Awstats shows a lot of access as well.

script works great, just didn’t understand how to use -R flag (?)
trying with -i domain_access_log -R
but only data is about that log, not access_log* ones (+rotated). am i missing something?

good thing with goaccess is you can get an output (html and more) to display,
eg. goaccess --log-format COMBINED --output /path/to/public_html/report.html /var/log/virtualmin/domain_access_log
and you can save data with the persist flag + add new data (from new logs…) with restore flag.
overall a nice tool, and i believe some other hosting control panels have it integrated.. (like an alternative to awstats i guess).

-R flag only picks up rotated siblings that match the pattern we use, not generic access_log*, e.g.:

virtualmin.com_access_log
virtualmin.com_access_log-20260114.gz
virtualmin.com_access_log-20260113.gz

I could add an option to export to a file, but users can just redirect output to a file like ./apache-log-stats.bash -i virtualmin.com_access_log > stats.txt easily.

Yes, I like the output goaccess generates—it’s really cool!

However, for the terminal, I’d prefer my script because it’s simple, just as fast, and clearly reports issues most sysadmins care about.

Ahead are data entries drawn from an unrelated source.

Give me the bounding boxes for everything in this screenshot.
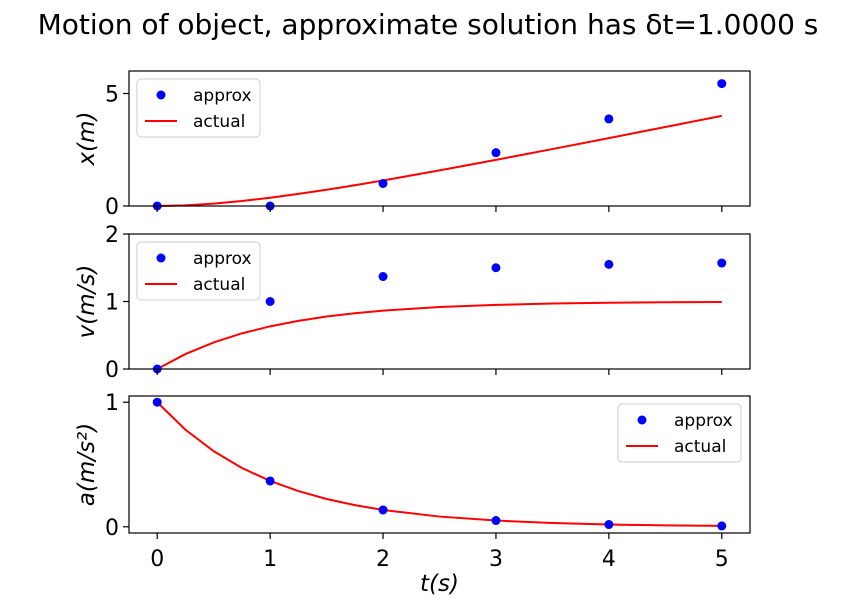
y-axis-label: a(m/s²) bbox=[74, 423, 100, 506]
y-tick-label: 0 bbox=[105, 195, 119, 220]
y-axis-label: x(m) bbox=[74, 112, 100, 167]
legend-box bbox=[136, 78, 261, 138]
chart-title: Motion of object, approximate solution h… bbox=[38, 8, 819, 41]
x-tick-label: 2 bbox=[376, 547, 390, 572]
data-point-approx bbox=[491, 148, 501, 158]
legend-label-approx: approx bbox=[193, 86, 252, 106]
x-axis-label: t(s) bbox=[420, 571, 459, 597]
series-line-actual bbox=[157, 114, 722, 207]
legend-label-actual: actual bbox=[674, 437, 726, 457]
axes-frame bbox=[128, 395, 751, 534]
y-tick-label: 1 bbox=[105, 391, 119, 416]
data-point-approx bbox=[604, 520, 614, 530]
axes-frame bbox=[128, 70, 751, 207]
data-point-approx bbox=[717, 79, 727, 89]
x-tick-label: 0 bbox=[150, 547, 164, 572]
data-point-approx bbox=[604, 114, 614, 124]
subplot-2: 0 1 2v(m/s) approx actual bbox=[74, 223, 751, 383]
data-point-approx bbox=[604, 259, 614, 269]
y-axis-label: v(m/s) bbox=[74, 265, 100, 339]
y-tick-label: 0 bbox=[105, 516, 119, 541]
data-point-approx bbox=[378, 272, 388, 282]
subplot-3: 0 1 0 1 2 3 4 5 a(m/s²) t(s) approx actual bbox=[74, 391, 751, 597]
legend-label-actual: actual bbox=[193, 275, 245, 295]
x-tick-label: 3 bbox=[489, 547, 503, 572]
y-tick-label: 0 bbox=[105, 358, 119, 383]
x-tick-label: 5 bbox=[715, 547, 729, 572]
panels: 05x(m)approxactual012v(m/s)approxactual0… bbox=[74, 70, 751, 597]
legend-box bbox=[617, 403, 742, 463]
x-tick-label: 1 bbox=[263, 547, 277, 572]
legend-label-actual: actual bbox=[193, 112, 245, 132]
series-line-actual bbox=[156, 300, 722, 370]
data-point-approx bbox=[491, 263, 501, 273]
data-point-approx bbox=[265, 297, 275, 306]
legend-marker-approx bbox=[156, 90, 166, 100]
legend: approx actual bbox=[136, 241, 261, 301]
data-point-approx bbox=[265, 476, 275, 486]
y-tick-label: 5 bbox=[105, 83, 119, 108]
data-point-approx bbox=[378, 505, 388, 515]
series-line-actual bbox=[156, 401, 722, 527]
subplot-1: 0 5x(m) approx actual bbox=[74, 70, 751, 220]
data-point-approx bbox=[491, 516, 501, 526]
legend: approx actual bbox=[136, 78, 261, 138]
data-point-approx bbox=[378, 179, 388, 188]
legend-marker-approx bbox=[637, 415, 647, 425]
y-tick-label: 2 bbox=[105, 223, 119, 248]
legend-marker-approx bbox=[156, 253, 166, 263]
x-tick-label: 4 bbox=[602, 547, 616, 572]
legend-label-approx: approx bbox=[193, 249, 252, 269]
data-point-approx bbox=[152, 397, 162, 407]
legend-box bbox=[136, 241, 261, 301]
legend: approx actual bbox=[617, 403, 742, 463]
data-point-approx bbox=[717, 258, 727, 268]
y-tick-label: 1 bbox=[105, 291, 119, 316]
legend-label-approx: approx bbox=[674, 411, 733, 431]
data-point-approx bbox=[717, 521, 727, 531]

Also, the HTML file generated by goaccess is about 70 times larger than what my Bash script outputs. Plus, the goaccess binary is 1.3M, whereas my Bash script is only 32kB.

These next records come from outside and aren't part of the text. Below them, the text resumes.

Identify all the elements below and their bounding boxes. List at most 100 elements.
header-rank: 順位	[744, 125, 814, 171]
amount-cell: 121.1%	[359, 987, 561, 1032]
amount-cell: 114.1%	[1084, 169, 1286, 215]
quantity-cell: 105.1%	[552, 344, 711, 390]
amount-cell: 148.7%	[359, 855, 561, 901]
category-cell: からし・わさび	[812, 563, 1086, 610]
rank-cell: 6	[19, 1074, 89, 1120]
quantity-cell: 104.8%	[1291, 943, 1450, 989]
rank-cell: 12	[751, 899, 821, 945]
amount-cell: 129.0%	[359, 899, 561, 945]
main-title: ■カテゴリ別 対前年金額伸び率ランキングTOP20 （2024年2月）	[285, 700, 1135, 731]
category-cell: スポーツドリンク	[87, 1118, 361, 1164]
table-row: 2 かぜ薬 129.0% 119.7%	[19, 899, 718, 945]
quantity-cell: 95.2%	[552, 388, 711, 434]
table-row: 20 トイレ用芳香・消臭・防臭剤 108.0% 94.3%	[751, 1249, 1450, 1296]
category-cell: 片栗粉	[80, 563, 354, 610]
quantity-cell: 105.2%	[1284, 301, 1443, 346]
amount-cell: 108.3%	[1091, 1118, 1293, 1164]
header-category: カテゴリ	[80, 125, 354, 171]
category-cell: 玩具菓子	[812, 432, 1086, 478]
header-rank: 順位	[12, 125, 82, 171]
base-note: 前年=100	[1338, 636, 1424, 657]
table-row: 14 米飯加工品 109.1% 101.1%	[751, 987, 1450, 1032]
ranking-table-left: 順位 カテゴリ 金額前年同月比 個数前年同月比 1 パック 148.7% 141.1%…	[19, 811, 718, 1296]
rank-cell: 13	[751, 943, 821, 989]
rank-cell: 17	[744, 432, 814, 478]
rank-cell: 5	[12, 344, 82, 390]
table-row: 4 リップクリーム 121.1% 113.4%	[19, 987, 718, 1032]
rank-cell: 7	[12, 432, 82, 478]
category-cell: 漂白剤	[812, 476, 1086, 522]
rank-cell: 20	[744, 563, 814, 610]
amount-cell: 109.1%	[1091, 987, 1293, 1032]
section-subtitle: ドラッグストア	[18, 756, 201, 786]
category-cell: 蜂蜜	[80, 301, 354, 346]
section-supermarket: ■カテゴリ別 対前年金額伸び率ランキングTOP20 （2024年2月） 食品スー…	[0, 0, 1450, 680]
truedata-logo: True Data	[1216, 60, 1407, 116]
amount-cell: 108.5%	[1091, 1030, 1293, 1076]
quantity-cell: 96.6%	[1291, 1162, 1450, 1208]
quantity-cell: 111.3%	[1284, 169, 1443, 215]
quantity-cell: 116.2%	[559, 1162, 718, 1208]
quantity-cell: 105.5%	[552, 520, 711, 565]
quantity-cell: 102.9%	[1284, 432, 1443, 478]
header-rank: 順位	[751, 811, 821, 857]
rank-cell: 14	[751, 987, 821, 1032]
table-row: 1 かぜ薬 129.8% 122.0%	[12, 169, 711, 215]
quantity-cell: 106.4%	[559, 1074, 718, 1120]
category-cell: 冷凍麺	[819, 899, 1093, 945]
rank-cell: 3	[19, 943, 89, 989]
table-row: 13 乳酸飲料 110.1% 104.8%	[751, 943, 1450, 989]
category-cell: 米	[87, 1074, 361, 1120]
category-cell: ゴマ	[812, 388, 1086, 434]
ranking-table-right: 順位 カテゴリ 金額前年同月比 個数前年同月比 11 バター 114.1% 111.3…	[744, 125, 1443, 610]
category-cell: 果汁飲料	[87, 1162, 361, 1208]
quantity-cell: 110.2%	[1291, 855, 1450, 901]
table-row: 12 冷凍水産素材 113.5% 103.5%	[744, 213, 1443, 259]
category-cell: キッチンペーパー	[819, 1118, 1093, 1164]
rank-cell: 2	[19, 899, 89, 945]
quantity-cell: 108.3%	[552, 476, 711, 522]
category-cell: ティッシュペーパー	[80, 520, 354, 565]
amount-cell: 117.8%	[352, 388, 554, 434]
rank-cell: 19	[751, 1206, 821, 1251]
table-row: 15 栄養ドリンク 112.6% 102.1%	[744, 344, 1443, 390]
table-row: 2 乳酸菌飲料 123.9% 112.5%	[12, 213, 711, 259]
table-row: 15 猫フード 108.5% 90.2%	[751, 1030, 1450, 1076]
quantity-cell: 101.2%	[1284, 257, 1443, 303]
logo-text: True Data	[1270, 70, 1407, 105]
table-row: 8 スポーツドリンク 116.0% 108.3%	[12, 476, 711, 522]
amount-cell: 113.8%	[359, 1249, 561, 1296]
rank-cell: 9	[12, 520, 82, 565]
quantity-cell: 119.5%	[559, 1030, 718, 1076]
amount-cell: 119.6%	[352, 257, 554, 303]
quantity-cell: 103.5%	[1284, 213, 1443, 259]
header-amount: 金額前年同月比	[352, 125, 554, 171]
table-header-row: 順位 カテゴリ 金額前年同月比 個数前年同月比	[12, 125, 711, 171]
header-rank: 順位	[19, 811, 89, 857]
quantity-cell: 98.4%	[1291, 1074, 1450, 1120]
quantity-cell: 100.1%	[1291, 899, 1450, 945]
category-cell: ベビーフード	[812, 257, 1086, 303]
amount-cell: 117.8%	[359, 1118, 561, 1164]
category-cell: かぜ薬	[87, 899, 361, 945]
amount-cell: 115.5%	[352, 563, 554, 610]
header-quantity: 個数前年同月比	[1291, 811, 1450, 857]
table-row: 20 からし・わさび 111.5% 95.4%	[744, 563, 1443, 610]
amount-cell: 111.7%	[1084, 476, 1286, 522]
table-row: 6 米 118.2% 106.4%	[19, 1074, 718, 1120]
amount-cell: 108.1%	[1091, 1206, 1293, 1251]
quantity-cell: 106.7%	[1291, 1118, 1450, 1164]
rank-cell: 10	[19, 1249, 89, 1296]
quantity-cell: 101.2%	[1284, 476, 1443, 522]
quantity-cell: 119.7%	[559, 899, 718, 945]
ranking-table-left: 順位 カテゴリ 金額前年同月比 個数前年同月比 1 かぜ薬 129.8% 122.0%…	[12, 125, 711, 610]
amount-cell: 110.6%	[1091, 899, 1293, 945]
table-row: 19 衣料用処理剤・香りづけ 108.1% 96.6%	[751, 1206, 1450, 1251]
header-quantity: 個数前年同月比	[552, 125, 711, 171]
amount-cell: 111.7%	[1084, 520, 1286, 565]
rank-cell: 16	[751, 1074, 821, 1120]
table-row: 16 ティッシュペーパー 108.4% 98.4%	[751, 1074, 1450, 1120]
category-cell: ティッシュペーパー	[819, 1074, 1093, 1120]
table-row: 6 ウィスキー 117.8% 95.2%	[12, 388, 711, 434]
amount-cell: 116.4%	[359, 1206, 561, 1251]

Those graphs are nice and all, but most of the time we don’t need HTML data and all those fancy graphs, as it only slows things down; we need to see clear stats to quickly address the issue.

Nevertheless, we will considerer integrating goaccess into Virtualmin, along or instead of with AWStats. The good thing is that goaccess can be installed from repos on all distros we support, and it also supports Nginx logs. This is a big win and a clear successor to AWStats. And I know, I know, users like fancy graphs and nice-looking HTML.

using defaults i think
access_log
access_log.1
access_log.2.gz
etc..
just delaycompress in logrotate.d.

would :
dateext
nodelaycompress
in logrotate conf, do as defaults so the script catches all soblings?

thx!

I’m not sure I completely understand the issue, but if you look at the screenshots in my first post, you will see what kind of logs are listed under “Input files”.

Or are your rotated logs named differently?

probably this. logs are like :
domain_access_log
domain_access_log.1 #uncompressed using delaycompress option in logrotate conf
domain_access_log.2.gz
domain_access_log.3.gz
etc..

Got it! Try the latest update—works now?